Die meiste Zeit sprechen die Leute über Automatisierung. Code läuft automatisch. Vereinbarungen werden ohne Vermittler ausgeführt. Alles geschieht onchain und jeder kann es überprüfen.
Diese Idee machte Blockchain zunächst mächtig.
Aber es gibt eine andere Seite des Gesprächs, die nicht so oft erwähnt wird.
Privatsphäre.
Auf vielen Blockchains heute kann jede Interaktion mit einem Smart Contract im Hauptbuch gesehen werden. Adressen interagieren, Transaktionen passieren und im Laufe der Zeit werden diese Muster leicht nachvollziehbar.
Das funktioniert gut, wenn Systeme so gestaltet sind, dass sie vollständig transparent sind.
Aber nicht jede Vereinbarung in der realen Welt funktioniert so.
Finanzdienstleistungen beschäftigen sich mit sensiblen Informationen. Unternehmen sind auf interne Daten angewiesen. Identitätssysteme beinhalten persönliche Details, die nicht einfach in einem öffentlichen Netzwerk erscheinen sollten.
Das ist eine der Ideen, die das Midnight Network für mich interessant gemacht haben.
Das Netzwerk erkundet etwas leicht anderes.
Anstatt anzunehmen, dass Smart Contracts immer in einer vollständig transparenten Umgebung arbeiten müssen, untersucht das Projekt, ob Verträge operieren könnten, während einige Informationen privat bleiben.
Hier wird die Zero-Knowledge-Proof-Technologie nützlich.
Das Konzept ist überraschend einfach.
Ein System kann bestätigen, dass etwas wahr ist, ohne die Daten offenzulegen, die zur Beweisführung verwendet wurden.
Manchmal ist das alles, was eine Anwendung wirklich braucht.

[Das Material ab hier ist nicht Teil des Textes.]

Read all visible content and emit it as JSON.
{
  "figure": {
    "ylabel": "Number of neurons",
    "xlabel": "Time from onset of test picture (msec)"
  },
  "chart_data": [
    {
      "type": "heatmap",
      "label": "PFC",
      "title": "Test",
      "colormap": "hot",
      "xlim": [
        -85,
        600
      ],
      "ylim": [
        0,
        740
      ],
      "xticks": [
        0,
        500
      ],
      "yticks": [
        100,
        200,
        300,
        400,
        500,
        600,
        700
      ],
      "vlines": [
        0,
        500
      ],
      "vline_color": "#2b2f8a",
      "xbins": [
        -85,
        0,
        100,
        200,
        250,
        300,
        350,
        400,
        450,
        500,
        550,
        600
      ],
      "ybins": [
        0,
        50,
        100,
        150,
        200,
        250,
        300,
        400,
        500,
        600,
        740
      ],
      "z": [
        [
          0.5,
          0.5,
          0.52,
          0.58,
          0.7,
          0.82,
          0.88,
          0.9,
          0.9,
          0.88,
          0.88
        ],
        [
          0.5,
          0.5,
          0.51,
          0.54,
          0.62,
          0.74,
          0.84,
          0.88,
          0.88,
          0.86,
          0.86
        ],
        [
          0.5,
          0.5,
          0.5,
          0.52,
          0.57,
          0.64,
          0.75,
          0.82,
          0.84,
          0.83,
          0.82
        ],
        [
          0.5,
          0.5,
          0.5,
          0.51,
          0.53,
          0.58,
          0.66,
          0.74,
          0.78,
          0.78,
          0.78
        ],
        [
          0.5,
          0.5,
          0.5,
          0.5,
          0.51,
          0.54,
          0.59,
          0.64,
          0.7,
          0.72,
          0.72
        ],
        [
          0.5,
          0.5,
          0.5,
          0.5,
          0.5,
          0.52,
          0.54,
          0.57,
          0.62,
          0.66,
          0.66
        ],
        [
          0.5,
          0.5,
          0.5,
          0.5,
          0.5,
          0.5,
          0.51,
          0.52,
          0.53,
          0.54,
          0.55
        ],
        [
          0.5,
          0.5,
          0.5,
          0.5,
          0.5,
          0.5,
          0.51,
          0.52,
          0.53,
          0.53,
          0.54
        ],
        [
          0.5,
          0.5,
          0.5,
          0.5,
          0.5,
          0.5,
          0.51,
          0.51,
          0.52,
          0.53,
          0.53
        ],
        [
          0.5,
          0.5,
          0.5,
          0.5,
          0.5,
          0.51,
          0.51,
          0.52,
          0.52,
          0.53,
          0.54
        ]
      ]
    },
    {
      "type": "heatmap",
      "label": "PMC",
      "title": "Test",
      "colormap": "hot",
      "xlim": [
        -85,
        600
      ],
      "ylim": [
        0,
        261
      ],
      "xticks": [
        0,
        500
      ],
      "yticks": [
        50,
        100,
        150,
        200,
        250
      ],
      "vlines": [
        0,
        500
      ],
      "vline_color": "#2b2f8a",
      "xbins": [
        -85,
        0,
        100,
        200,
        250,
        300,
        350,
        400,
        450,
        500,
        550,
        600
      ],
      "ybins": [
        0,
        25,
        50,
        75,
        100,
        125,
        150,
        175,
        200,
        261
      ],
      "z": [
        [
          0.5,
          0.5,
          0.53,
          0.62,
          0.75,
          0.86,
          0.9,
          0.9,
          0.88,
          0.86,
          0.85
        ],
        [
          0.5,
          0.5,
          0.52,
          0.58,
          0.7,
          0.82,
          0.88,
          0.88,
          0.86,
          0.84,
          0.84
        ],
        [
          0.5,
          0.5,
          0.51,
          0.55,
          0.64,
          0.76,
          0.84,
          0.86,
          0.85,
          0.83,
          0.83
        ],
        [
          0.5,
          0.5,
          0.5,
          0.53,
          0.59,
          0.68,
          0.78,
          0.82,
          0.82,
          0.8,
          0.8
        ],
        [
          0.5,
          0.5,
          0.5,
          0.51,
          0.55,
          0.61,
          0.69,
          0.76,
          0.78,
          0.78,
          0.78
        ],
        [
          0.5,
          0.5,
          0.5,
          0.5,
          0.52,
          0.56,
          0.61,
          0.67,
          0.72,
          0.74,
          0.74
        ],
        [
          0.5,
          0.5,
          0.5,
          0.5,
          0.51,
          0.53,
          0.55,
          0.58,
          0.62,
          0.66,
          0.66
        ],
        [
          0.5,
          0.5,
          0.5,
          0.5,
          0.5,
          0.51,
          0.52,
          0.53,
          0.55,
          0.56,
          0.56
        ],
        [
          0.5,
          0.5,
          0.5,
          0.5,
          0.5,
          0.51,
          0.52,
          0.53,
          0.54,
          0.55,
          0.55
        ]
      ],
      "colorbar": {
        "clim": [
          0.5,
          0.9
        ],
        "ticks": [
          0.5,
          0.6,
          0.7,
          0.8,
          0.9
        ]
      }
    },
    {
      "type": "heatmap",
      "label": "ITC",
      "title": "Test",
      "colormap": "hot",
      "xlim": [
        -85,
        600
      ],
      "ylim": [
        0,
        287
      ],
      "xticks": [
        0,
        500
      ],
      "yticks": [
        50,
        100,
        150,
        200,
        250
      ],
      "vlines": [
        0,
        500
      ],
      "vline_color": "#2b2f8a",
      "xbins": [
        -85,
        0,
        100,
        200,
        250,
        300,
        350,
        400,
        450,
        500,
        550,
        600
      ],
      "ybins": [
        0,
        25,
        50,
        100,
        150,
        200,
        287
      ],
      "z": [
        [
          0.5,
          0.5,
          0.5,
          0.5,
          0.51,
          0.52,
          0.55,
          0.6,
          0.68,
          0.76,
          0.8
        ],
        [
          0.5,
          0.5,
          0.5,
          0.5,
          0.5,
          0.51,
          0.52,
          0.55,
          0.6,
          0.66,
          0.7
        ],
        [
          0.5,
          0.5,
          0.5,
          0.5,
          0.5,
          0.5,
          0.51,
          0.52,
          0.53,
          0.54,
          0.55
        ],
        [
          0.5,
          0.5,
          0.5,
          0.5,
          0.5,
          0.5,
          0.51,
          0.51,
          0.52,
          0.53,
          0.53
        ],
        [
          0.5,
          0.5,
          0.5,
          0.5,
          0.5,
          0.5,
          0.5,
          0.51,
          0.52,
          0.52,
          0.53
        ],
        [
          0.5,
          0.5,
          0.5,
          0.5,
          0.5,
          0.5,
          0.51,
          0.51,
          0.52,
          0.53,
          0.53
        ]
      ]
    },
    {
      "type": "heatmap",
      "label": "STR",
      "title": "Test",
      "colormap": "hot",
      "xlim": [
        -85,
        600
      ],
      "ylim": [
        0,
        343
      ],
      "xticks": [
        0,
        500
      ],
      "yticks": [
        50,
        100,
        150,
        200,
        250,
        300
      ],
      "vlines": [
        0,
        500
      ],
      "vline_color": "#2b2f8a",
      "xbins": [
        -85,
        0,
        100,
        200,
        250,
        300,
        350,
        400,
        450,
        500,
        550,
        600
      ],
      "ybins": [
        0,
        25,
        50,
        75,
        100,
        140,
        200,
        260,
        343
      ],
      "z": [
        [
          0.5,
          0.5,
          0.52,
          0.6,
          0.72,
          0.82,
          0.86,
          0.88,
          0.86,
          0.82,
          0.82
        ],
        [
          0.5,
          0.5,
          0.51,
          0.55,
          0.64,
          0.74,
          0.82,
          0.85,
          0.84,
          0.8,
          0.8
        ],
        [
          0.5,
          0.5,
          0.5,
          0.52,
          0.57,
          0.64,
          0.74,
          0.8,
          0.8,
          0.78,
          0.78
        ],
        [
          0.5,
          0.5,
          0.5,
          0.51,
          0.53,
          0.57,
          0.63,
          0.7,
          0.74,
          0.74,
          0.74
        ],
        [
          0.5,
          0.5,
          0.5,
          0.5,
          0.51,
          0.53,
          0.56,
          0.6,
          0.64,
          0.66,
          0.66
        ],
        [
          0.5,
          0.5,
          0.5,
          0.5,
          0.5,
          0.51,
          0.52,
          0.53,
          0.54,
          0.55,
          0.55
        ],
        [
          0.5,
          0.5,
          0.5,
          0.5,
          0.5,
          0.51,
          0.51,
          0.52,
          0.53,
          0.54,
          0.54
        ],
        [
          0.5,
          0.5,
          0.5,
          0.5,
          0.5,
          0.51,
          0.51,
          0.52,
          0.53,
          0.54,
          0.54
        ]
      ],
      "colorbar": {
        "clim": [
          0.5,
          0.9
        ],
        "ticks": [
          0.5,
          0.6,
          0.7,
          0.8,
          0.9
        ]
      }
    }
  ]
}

Ein Vertrag könnte nur bestätigen müssen, dass jemand Eigentümer eines Vermögenswerts ist. Ein Dienst könnte prüfen müssen, ob jemand für etwas berechtigt ist. Das Ergebnis kann verifiziert werden, ohne jedes Detail dahinter offenzulegen.
Midnight experimentiert damit, wie Smart Contracts in einer solchen Umgebung funktionieren könnten.
Anstatt jede Interaktion im Hauptbuch offenzulegen, untersucht das System, ob Vereinbarungen verifiziert werden können, während unnötige Datenoffenlegung eingeschränkt wird.
Es ist natürlich noch früh. Niemand weiß bisher, wie weit verbreitet diese Modelle verwendet werden.
Aber es wirft eine interessante Frage über die Zukunft von Smart Contracts auf.
Vielleicht ist Automatisierung nicht das einzige Ziel.
Vielleicht ist der nächste Schritt zu lernen, wie Automatisierung existieren kann, ohne alles dahinter offenzulegen.